We don’t know which Head Start, Title I programs work best

July 30, 1997
Contact:

WASHINGTON, D.C.—”It is appalling that having spent more than $150 billion on Head Start and Title I educational programs for disadvantaged children, we still do not know which practices and programs are effective in helping at-risk children,” said Maris A. Vinovskis, University of Michigan professor of history and former research adviser to the federal Office of Educational Research and Improvement in the Bush and Clinton administrations, who testified before Congress today (July 31).

“While we all should applaud and reaffirm our commitment to providing equal educational and economic opportunities for everyone, we cannot pretend that the laudable goals of Title I and Head Start are being achieved,” he said. “We need to reconsider broadly and constructively the proper federal role in compensatory education in order to try to devise better ways of helping those in need of additional assistance.”

Vinovskis voiced his concerns today to the U.S. House Committee on Education and the Workforce in a “Hearing on Literacy: A Review of Current Federal Programs.”

Over the past 30 years, intermittent studies of Head Start (for preschool children), Title I and similar programs have consistently found the public programs wanting.

“Too often, well meaning proponents of these programs understandably defended Title I and Head Start at all costs, but in the process were reluctant to admit weaknesses and limitations in the programs,” Vinovskis said. “They labored diligently to expand funding for Title I and Head Start programs without trying to discover what interventions have significant and lasting positive impact and which do not”.

Assessments of smaller, intensive and well-funded programs such as the Perry Pre-School Program in Ypsilanti, Mich., suggest that interventions can enhance achievement, but it may be that less costly approaches such as the “Success for All” kindergarten/third-grade program developed at Johns Hopkins University or summer programs might work, too. At this point, there is too little solid research from which to draw any conclusions, Vinovskis said.

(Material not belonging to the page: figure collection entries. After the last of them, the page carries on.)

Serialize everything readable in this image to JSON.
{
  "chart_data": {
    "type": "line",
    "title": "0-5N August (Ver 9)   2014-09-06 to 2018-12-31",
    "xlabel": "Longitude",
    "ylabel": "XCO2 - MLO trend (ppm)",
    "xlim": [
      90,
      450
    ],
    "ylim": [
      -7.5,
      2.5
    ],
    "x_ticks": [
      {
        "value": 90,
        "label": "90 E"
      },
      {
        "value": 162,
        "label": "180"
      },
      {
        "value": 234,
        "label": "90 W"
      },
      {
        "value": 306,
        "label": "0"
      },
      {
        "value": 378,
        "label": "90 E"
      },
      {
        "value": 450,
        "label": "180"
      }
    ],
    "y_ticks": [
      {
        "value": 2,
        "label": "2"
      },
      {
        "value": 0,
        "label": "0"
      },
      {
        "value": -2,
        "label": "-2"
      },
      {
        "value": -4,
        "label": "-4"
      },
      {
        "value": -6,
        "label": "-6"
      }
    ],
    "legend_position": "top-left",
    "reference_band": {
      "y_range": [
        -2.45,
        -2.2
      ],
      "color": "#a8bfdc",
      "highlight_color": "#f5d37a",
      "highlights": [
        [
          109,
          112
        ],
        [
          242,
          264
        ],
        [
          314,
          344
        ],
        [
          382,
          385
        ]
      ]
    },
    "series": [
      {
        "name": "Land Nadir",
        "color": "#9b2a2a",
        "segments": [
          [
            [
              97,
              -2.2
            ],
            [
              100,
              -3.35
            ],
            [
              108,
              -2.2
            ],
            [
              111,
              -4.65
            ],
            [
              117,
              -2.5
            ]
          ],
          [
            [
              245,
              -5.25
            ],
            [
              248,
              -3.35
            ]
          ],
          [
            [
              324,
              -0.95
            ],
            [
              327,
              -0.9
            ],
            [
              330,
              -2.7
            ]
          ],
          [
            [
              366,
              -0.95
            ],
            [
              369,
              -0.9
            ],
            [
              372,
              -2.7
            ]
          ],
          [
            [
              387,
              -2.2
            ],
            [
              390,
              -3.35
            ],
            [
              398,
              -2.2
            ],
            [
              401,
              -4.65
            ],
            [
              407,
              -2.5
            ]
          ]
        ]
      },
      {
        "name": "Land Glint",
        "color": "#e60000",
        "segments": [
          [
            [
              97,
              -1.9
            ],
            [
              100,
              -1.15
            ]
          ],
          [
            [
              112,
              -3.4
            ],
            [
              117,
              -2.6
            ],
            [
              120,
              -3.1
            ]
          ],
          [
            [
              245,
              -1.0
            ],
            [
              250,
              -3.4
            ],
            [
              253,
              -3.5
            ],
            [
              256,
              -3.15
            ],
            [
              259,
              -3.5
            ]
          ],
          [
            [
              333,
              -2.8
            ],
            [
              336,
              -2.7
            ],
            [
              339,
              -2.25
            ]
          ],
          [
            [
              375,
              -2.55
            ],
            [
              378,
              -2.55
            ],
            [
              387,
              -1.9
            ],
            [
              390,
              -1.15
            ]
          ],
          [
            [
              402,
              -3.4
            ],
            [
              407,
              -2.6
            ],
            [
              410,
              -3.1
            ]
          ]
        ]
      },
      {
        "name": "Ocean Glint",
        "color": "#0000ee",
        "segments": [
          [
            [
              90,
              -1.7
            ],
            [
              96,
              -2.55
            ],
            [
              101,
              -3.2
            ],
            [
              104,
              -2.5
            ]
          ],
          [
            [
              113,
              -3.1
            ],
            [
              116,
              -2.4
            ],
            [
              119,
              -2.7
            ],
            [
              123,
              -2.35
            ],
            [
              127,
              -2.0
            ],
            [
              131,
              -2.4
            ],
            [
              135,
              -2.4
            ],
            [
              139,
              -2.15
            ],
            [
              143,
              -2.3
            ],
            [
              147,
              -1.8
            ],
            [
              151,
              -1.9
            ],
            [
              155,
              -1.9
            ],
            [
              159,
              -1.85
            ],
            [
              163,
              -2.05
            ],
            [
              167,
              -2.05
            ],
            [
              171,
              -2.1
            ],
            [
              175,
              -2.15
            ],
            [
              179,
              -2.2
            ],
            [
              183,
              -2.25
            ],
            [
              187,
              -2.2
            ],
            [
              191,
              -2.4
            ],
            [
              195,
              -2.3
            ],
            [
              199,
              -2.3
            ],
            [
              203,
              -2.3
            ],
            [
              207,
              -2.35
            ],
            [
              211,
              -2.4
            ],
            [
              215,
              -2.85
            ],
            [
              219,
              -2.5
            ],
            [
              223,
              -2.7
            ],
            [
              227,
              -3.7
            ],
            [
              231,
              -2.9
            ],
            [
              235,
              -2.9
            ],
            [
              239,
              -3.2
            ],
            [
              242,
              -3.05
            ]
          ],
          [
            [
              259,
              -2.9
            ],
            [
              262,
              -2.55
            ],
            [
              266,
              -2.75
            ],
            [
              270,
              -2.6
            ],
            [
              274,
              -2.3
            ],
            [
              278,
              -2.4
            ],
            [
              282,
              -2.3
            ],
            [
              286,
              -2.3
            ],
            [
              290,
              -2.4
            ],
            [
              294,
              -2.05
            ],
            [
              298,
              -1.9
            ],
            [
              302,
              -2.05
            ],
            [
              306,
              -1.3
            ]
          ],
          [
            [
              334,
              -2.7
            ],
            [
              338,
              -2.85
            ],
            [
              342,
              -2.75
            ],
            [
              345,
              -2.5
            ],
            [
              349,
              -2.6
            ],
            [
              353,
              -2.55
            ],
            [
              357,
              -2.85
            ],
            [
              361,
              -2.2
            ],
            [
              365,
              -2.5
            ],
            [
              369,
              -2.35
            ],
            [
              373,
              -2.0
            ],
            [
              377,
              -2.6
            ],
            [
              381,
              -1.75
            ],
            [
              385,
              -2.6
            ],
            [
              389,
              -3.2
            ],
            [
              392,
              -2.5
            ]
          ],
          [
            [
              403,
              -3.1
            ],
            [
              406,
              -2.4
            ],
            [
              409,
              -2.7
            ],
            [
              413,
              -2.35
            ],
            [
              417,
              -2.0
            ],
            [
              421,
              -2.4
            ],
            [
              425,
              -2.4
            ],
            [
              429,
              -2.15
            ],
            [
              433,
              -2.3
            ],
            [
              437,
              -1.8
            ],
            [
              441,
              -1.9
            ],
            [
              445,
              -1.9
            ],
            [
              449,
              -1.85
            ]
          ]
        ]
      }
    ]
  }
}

He offered four reasons for the discouraging confusion about the compensatory programs:

  • “One is the limited funds available for educational research and development during the past three decades.
  • “The second is misallocation of research and development funds to small, short-term projects that often have limited scientific validity and little practical usefulness.
  • “Third, the decreases in the number of distinguished researchers and evaluators in OERI and the Department of Education limits the ability of those agencies to design and monitor high quality research and development.
  • “The fourth difficulty is the relatively low priority that has been assigned over the years by educators and policy makers to the development and analysis of effective educational programs to fight poverty. There has not been enough focus on the design and rigorous testing of educational interventions to find out which are most effective with at-risk populations in different settings.” 

The Department of Education is beginning “a valuable, large-scale, individual-level analysis of the overall impact of Title I and standards-based school reform,” Vinovskis added, but “this study will not systematically ascertain which educational practices or model programs are effective. Nor will that evaluation focus on the most disadvantaged students—those at-risk children who frequently move from one school to another.”

Vinovskis urged a broad reconsideration of the government?s role in compensatory education. “When existing federal educational programs, well-intentioned though they may be, are not as effective as they could or should be, the problem is not just wasted tax dollars but wasted chances to help those most in need. For many of the at-risk students who pass through these programs and who are not significantly helped, the results are more than just frustrating—they are precious opportunities lost forever.”